But that is not the point I want to make here this morning. Rather, I want us to use that image of structural failure resulting from internal flaws, to consider the effect of the stress that was placed on the human condition by the execution of Jesus, the one who spoke only of love. To put Jesus to death, placed a great and unbearable stress on what we all know as the fallen system by which human society functions. Evil and corruption simply could not sustain themselves, brought face to face with his mercy and love — and the effect of that stress, it turns out, was that the system cracked and fell apart.
Out of its ruins, came the new life we call the resurrection — not as a miraculous interruption of the ordinary laws of nature, but as an emergence from the ruins of a corrupted creation of the pulsating, vibrating life that was already within it, and had only been obscured. In the risen Jesus, we don’t encounter some fantastical marvel: what we do encounter (perhaps for the first time) is life as it really is, as it was created in the beginning. Resurrection, in other words, is what is in fact ordinary and commonplace—the darkness of evil may obscure it, but it is the darkness itself that is peculiar.

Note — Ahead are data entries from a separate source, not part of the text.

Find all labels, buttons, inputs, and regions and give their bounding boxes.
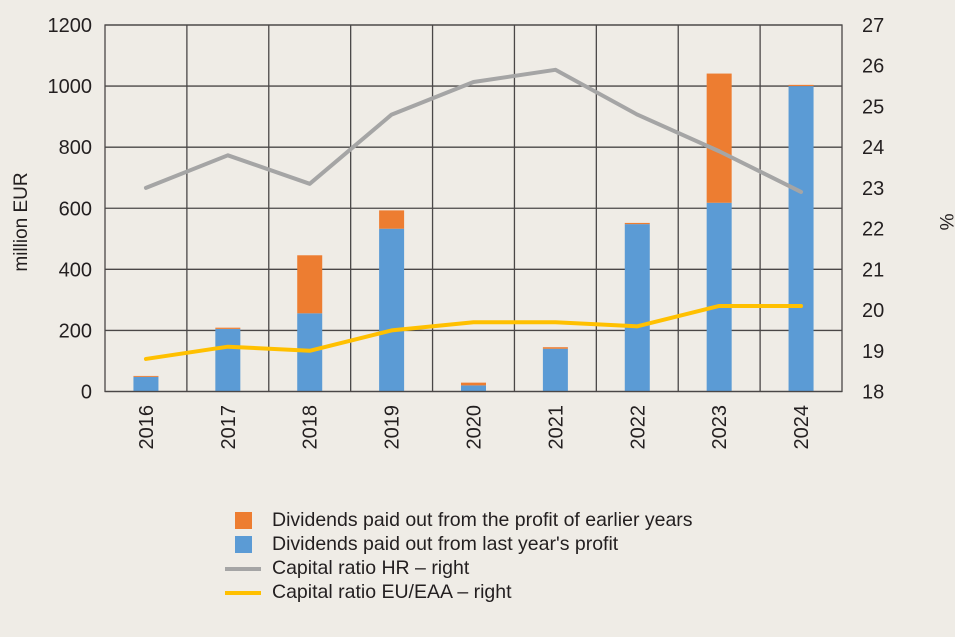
legend-label: Capital ratio EU/EAA – right xyxy=(272,581,512,603)
legend-line-gray xyxy=(225,567,261,571)
y2-tick-label: 18 xyxy=(862,382,884,404)
bar-earlier-years-profit xyxy=(624,222,650,225)
bar-last-year-profit xyxy=(461,385,486,392)
y2-tick-label: 21 xyxy=(862,259,884,281)
line-capital-ratio-hr xyxy=(143,67,804,194)
y-tick-label: 800 xyxy=(59,137,92,159)
legend-label: Dividends paid out from last year's prof… xyxy=(272,533,619,555)
legend-label: Capital ratio HR – right xyxy=(272,557,470,579)
bar-last-year-profit xyxy=(215,328,241,392)
bars xyxy=(133,73,814,392)
legend-swatch-blue xyxy=(235,536,252,553)
x-tick-label: 2017 xyxy=(218,405,240,450)
bar-last-year-profit xyxy=(624,224,650,392)
y-axis-left-title: million EUR xyxy=(11,172,32,271)
y2-tick-label: 19 xyxy=(862,341,884,363)
line-capital-ratio-eu-eaa xyxy=(143,303,804,361)
legend-item-capital-ratio-hr: Capital ratio HR – right xyxy=(222,556,693,580)
bar-earlier-years-profit xyxy=(297,255,323,314)
y2-tick-label: 22 xyxy=(862,219,884,241)
y2-tick-label: 25 xyxy=(862,96,884,118)
y-axis-right-title: % xyxy=(935,214,955,231)
legend-item-last-year: Dividends paid out from last year's prof… xyxy=(222,532,693,556)
y-axis-right-ticks: 18 19 20 21 22 23 24 25 26 27 xyxy=(862,15,884,404)
bar-earlier-years-profit xyxy=(215,327,241,329)
bar-earlier-years-profit xyxy=(542,347,568,349)
x-tick-label: 2019 xyxy=(382,405,404,450)
y-tick-label: 0 xyxy=(81,382,92,404)
legend: Dividends paid out from the profit of ea… xyxy=(222,508,693,604)
legend-swatch-orange xyxy=(235,512,252,529)
y-tick-label: 400 xyxy=(59,259,92,281)
y2-tick-label: 26 xyxy=(862,56,884,78)
y-tick-label: 200 xyxy=(59,320,92,342)
plot-frame xyxy=(104,24,843,393)
bar-last-year-profit xyxy=(133,376,159,392)
y2-tick-label: 20 xyxy=(862,300,884,322)
bar-earlier-years-profit xyxy=(133,375,159,377)
bar-last-year-profit xyxy=(706,202,732,392)
y-axis-left-ticks: 0 200 400 600 800 1000 1200 xyxy=(48,15,93,404)
bar-last-year-profit xyxy=(542,348,568,392)
y-tick-label: 1000 xyxy=(48,76,93,98)
legend-label: Dividends paid out from the profit of ea… xyxy=(272,509,693,531)
x-tick-label: 2020 xyxy=(464,405,486,450)
bar-earlier-years-profit xyxy=(461,382,486,386)
y2-tick-label: 24 xyxy=(862,137,884,159)
x-tick-label: 2021 xyxy=(545,405,567,450)
y-tick-label: 600 xyxy=(59,198,92,220)
x-tick-label: 2022 xyxy=(627,405,649,450)
lines xyxy=(143,67,804,361)
x-tick-label: 2018 xyxy=(300,405,322,450)
x-tick-label: 2023 xyxy=(709,405,731,450)
x-tick-label: 2024 xyxy=(791,405,813,450)
x-tick-label: 2016 xyxy=(136,405,158,450)
y2-tick-label: 27 xyxy=(862,15,884,37)
bar-last-year-profit xyxy=(379,228,405,392)
y2-tick-label: 23 xyxy=(862,178,884,200)
bar-last-year-profit xyxy=(788,86,814,392)
x-axis-ticks: 2016 2017 2018 2019 2020 2021 2022 2023 2024 xyxy=(136,405,813,450)
bar-earlier-years-profit xyxy=(379,210,405,229)
legend-item-earlier-years: Dividends paid out from the profit of ea… xyxy=(222,508,693,532)
bar-earlier-years-profit xyxy=(788,84,814,87)
y-tick-label: 1200 xyxy=(48,15,93,37)
bar-earlier-years-profit xyxy=(706,73,732,203)
plot-border xyxy=(104,24,843,393)
grid xyxy=(105,24,842,393)
legend-line-yellow xyxy=(225,591,261,595)
legend-item-capital-ratio-eu: Capital ratio EU/EAA – right xyxy=(222,580,693,604)
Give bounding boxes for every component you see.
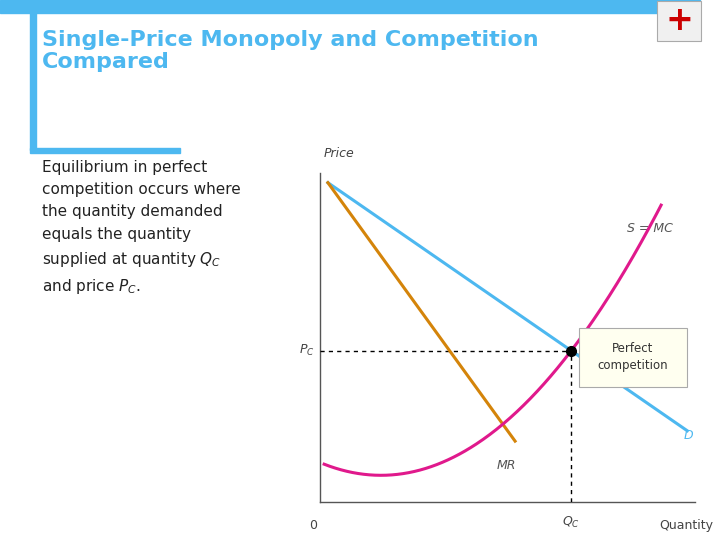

Traditionally, the homily that is delivered at the Great Vigil of Easter is one that was first given by St. John Chrysostom, bishop of Constantinople, around the year 400. His Easter homily bubbles over with joy and enthusiasm, as if he just can’t control his eagerness to have everyone included in the Paschal feast: Have you been fasting these 40 days of Lent, he asks? Well then, come, join the celebration! Or have you perhaps been … neglectful? Well no matter, you come in too, for the feast of life is prepared for all!
Alluding to Jesus’ parable of the laborers in the field (who were all paid the same, whether the worked a whole day or only the last hour), Chrysostom exclaims, “Let us all enter into the joy of the Lord! First and last alike receive your reward; rich and poor, rejoice together!” And how is such an unqualified welcome possible, you may ask? Because above all things, “the Lord is gracious and receives the last even as the first.” That includes you, just as you are.
And it is this level of unqualified acceptance that is, for us, the sign that the old ways of being human have simply collapsed under the weight of their encounter with Jesus. The stress of encountering pure love and compassion, has broken apart the hold that selfishness and deceit have held on humankind.
And so, says Chrysostom, “Let no one go away hungry. Partake, all, of the cup of faith. Enjoy all the riches of God’s goodness! Let no one grieve at her poverty, for the universal kingdom has been revealed. Let no one mourn that he has fallen again and again; for forgiveness has risen from the grave.”
Surely, these unabashed words of reassurance are a message we long to hear just now: affirmation that out of the rubble of our broken society, a new justice and integrity will arise. Encouragement that out of our dreams that have been eclipsed by economic hardship or physical loss, new opportunities will emerge. Confidence that out of the illness and death that surround us so pervasively on all sides, life will prevail.
Chrysostom imagined the source of such encouragement this way: in his physical death, Jesus descended to the place of the dead itself, and brought with him into those shadowy regions the inexhaustible life through which all things were created. In the person of Jesus, life invaded death. Love squared off with hate. Mercy faced down violence. And the result? Life, love and mercy emerged triumphant, and the powers of darkness crumpled under the shear stress of the encounter.
And so, as that 4th century preacher said in his Easter homily, “Let no one fear death [any longer], for the Death of our Savior has set us free. He has destroyed it by enduring it. He destroyed Hell when He descended into it. He put it into chaos even as it tasted of His flesh. … Hell was in an uproar because it was done away with. It was in an uproar because it was mocked. It was in an uproar, for it was destroyed. It is in an uproar, for it is annihilated. It is in an uproar, for it is now made captive. Hell took a body, and discovered God. It took earth, and encountered Heaven. … O death, where is thy sting? O Hell, where is thy victory? Christ is Risen, and you, O death, are destroyed! Christ is Risen, and the evil ones are cast down! Christ is Risen, and the angels rejoice! Christ is Risen, and life is liberated! Christ is Risen, and the tomb is emptied of its dead; for Christ having risen from the dead, is become the first-fruits of those who have fallen asleep. To Him be Glory and Power forever and ever!”
No wonder, then, that when Mary Magdalene and the other Mary came to the tomb on Easter morning to mourn Jesus, and instead encountered an angel who told them, “He is not here, for he has been raised,” they went away with both great fear … and great joy. May that peace and joy also be with you this day. Amen.